UK subsidiaries of holding companies resident outside EU prohibited from making group income elections - prohibition infringing non-discrimination provisions of double taxation agreements - non-discrimination provisions not given effect in domestic law in respect of advance corporation tax

NEC Semi-Conductors Ltd and others v Inland Revenue Comrs: ChD (Mr Justice Park): 24 November 2003

The claimants, which were resident in the UK, were subsidiaries of holding companies resident outside the EU.

As a result they were prohibited from making a group income election under section 247 of the Income and Corporation Taxes Act 1988, which would have exempted them from paying advance corporation tax (ACT).

The claimants brought an action in restitution against the Inland Revenue, seeking repayment of ACT on the ground, among other things, that the rule infringed the non-discrimination provisions of the double taxation agreements between the UK and the states in which the holding companies were resident, and that those provisions took effect in domestic law in the context of ACT by section 788(3)(a).

Graham Aaronson QC, David Cavender and Paul Farmer (instructed by Dorsey & Whitney) for the claimants; Ian Glick QC, David Ewart and Kelyn Bacon (instructed by the Solicitor, Inland Revenue) for the Revenue.

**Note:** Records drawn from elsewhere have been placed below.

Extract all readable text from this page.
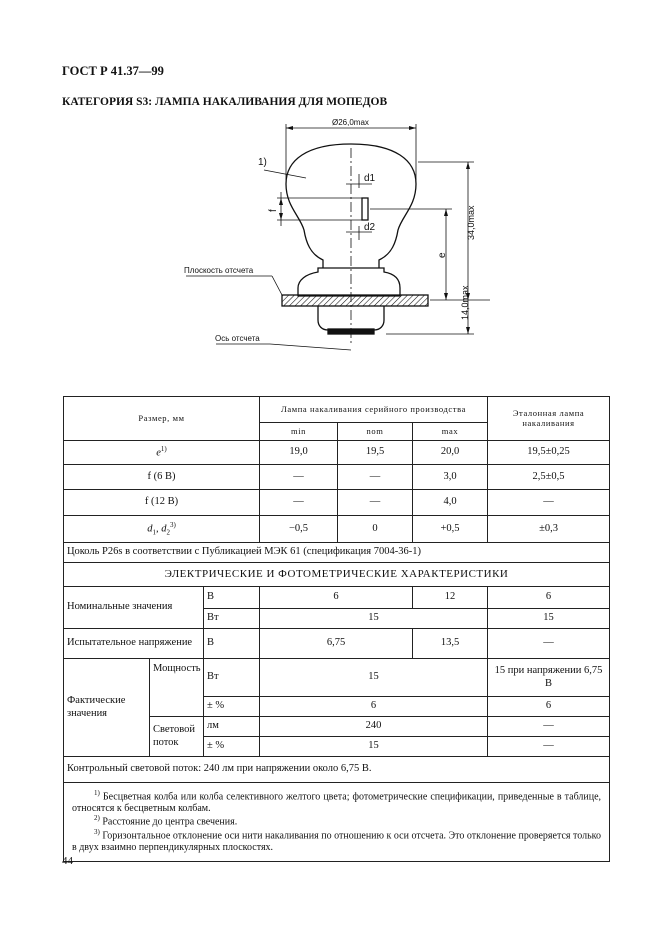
ГОСТ Р 41.37—99
КАТЕГОРИЯ S3: ЛАМПА НАКАЛИВАНИЯ ДЛЯ МОПЕДОВ
Ø26,0max
1)
d1
d2
f
e
34,0max
14,0max
Плоскость отсчета
Ось отсчета
Размер, мм			Лампа накаливания серийного производства			Эталонная лампа накаливания
			min	nom	max	
$e^{1)}$			19,0	19,5	20,0	19,5±0,25
f (6 В)			—	—	3,0	2,5±0,5
f (12 В)			—	—	4,0	—
$d_1$, $d_2^{3)}$			−0,5	0	+0,5	±0,3
Цоколь P26s в соответствии с Публикацией МЭК 61 (спецификация 7004-36-1)						
ЭЛЕКТРИЧЕСКИЕ И ФОТОМЕТРИЧЕСКИЕ ХАРАКТЕРИСТИКИ						
Номинальные значения		В	6		12	6
		Вт	15			15
Испытательное напряжение		В	6,75		13,5	—
Фактические значения	Мощность	Вт	15			15 при напряжении 6,75 В
		± %	6			6
	Световой поток	лм	240			—
		± %	15			—
Контрольный световой поток: 240 лм при напряжении около 6,75 В.						

$^{1)}$ Бесцветная колба или колба селективного желтого цвета; фотометрические спецификации, приведенные в таблице, относятся к бесцветным колбам.
$^{2)}$ Расстояние до центра свечения.
$^{3)}$ Горизонтальное отклонение оси нити накаливания по отношению к оси отсчета. Это отклонение проверяется только в двух взаимно перпендикулярных плоскостях.						
44
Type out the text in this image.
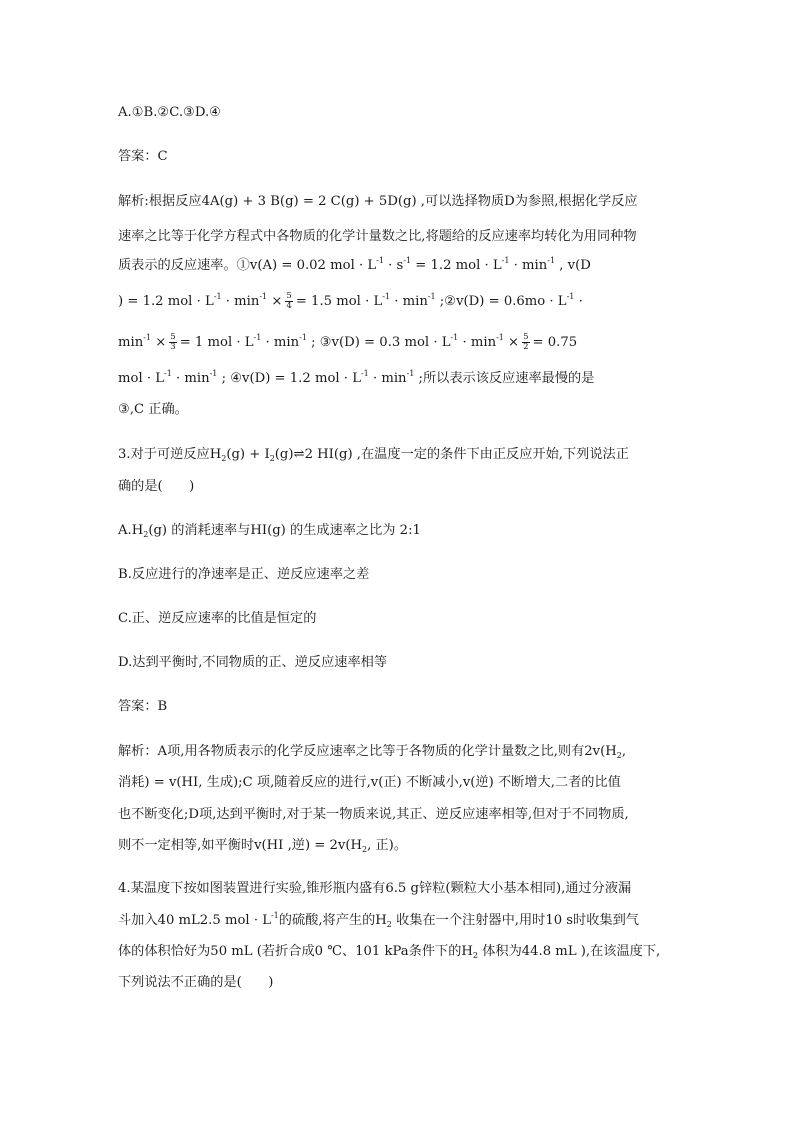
A.①B.②C.③D.④
答案：C
解析:根据反应4A(g) + 3 B(g) = 2 C(g) + 5D(g) ,可以选择物质D为参照,根据化学反应
速率之比等于化学方程式中各物质的化学计量数之比,将题给的反应速率均转化为用同种物
质表示的反应速率。①v(A) = 0.02 mol · $L^{-1} \cdot s^{-1} = 1.2$ mol · $L^{-1} \cdot \min^{-1}$ , v(D
) = 1.2 mol · $L^{-1} \cdot \min^{-1} \times \frac{5}{4} = 1.5$ mol · $L^{-1} \cdot \min^{-1}$ ;②v(D) = $0.6mo \cdot L^{-1}$ ·
$\min^{-1} \times \frac{5}{3} = 1$ mol · $L^{-1} \cdot \min^{-1}$ ; ③v(D) = 0.3 mol · $L^{-1} \cdot \min^{-1} \times \frac{5}{2} = 0.75$
mol · $L^{-1} \cdot \min^{-1}$ ; ④v(D) = 1.2 mol · $L^{-1} \cdot \min^{-1}$ ;所以表示该反应速率最慢的是
③,C 正确。
3.对于可逆反应$H_2(g)$ + $I_2(g)\rightleftharpoons 2$ HI(g) ,在温度一定的条件下由正反应开始,下列说法正
确的是(　　)
$A.H_2(g)$ 的消耗速率与HI(g) 的生成速率之比为 2:1
B.反应进行的净速率是正、逆反应速率之差
C.正、逆反应速率的比值是恒定的
D.达到平衡时,不同物质的正、逆反应速率相等
答案：B
解析：A项,用各物质表示的化学反应速率之比等于各物质的化学计量数之比,则有$2v(H_2$,
消耗) = v(HI, 生成);C 项,随着反应的进行,v(正) 不断减小,v(逆) 不断增大,二者的比值
也不断变化;D项,达到平衡时,对于某一物质来说,其正、逆反应速率相等,但对于不同物质,
则不一定相等,如平衡时v(HI ,逆) = $2v(H_2$, 正)。
4.某温度下按如图装置进行实验,锥形瓶内盛有6.5 g锌粒(颗粒大小基本相同),通过分液漏
斗加入40 mL2.5 mol · $L^{-1}$的硫酸,将产生的$H_2$ 收集在一个注射器中,用时10 s时收集到气
体的体积恰好为50 mL (若折合成0 ℃、101 kPa条件下的$H_2$ 体积为44.8 mL ),在该温度下,
下列说法不正确的是(　　)
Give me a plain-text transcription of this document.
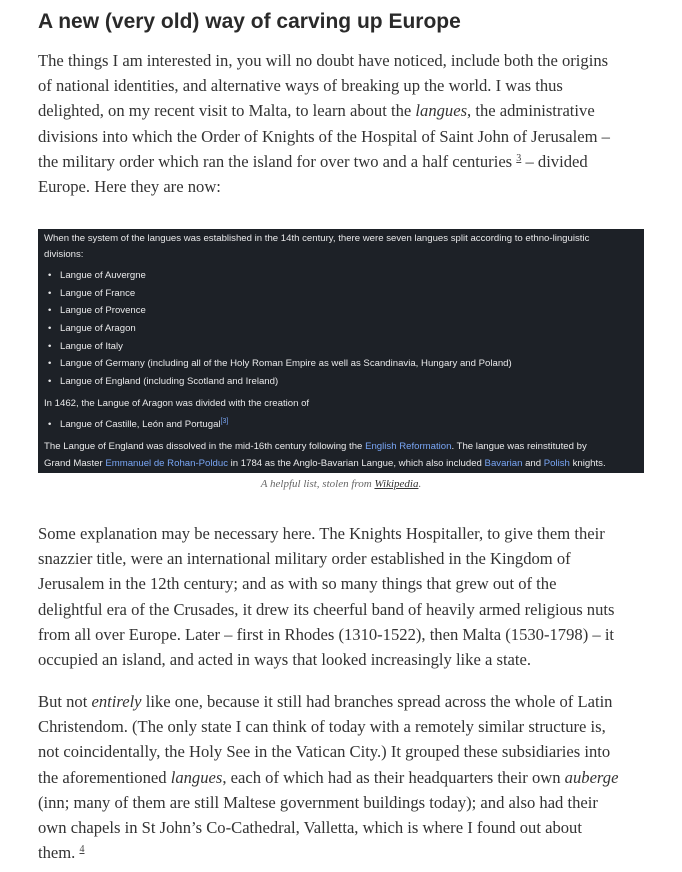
A new (very old) way of carving up Europe

The things I am interested in, you will no doubt have noticed, include both the origins
of national identities, and alternative ways of breaking up the world. I was thus
delighted, on my recent visit to Malta, to learn about the langues, the administrative
divisions into which the Order of Knights of the Hospital of Saint John of Jerusalem –
the military order which ran the island for over two and a half centuries $^3$ – divided
Europe. Here they are now:

When the system of the langues was established in the 14th century, there were seven langues split according to ethno-linguistic
divisions:
• Langue of Auvergne
• Langue of France
• Langue of Provence
• Langue of Aragon
• Langue of Italy
• Langue of Germany (including all of the Holy Roman Empire as well as Scandinavia, Hungary and Poland)
• Langue of England (including Scotland and Ireland)
In 1462, the Langue of Aragon was divided with the creation of
• Langue of Castille, León and Portugal[3]
The Langue of England was dissolved in the mid-16th century following the English Reformation. The langue was reinstituted by
Grand Master Emmanuel de Rohan-Polduc in 1784 as the Anglo-Bavarian Langue, which also included Bavarian and Polish knights.
A helpful list, stolen from Wikipedia.

Some explanation may be necessary here. The Knights Hospitaller, to give them their
snazzier title, were an international military order established in the Kingdom of
Jerusalem in the 12th century; and as with so many things that grew out of the
delightful era of the Crusades, it drew its cheerful band of heavily armed religious nuts
from all over Europe. Later – first in Rhodes (1310-1522), then Malta (1530-1798) – it
occupied an island, and acted in ways that looked increasingly like a state.

But not entirely like one, because it still had branches spread across the whole of Latin
Christendom. (The only state I can think of today with a remotely similar structure is,
not coincidentally, the Holy See in the Vatican City.) It grouped these subsidiaries into
the aforementioned langues, each of which had as their headquarters their own auberge
(inn; many of them are still Maltese government buildings today); and also had their
own chapels in St John’s Co-Cathedral, Valletta, which is where I found out about
them. $^4$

Held, giving judgment for the Revenue, that the rule in section 247 was contrary to the relevant non-discrimination articles; that section 788(3)(a) gave effect in domestic law to provisions in double taxation agreements in so far as they provided relief from corporation tax in respect of income and chargeable gains; but that ACT, although a species of corporation tax, was not corporation tax in respect of income or chargeable gains; and that, accordingly, the claimants had no right to make group income elections because the particular provision of the non-discrimination article on which they relied was not part of UK law.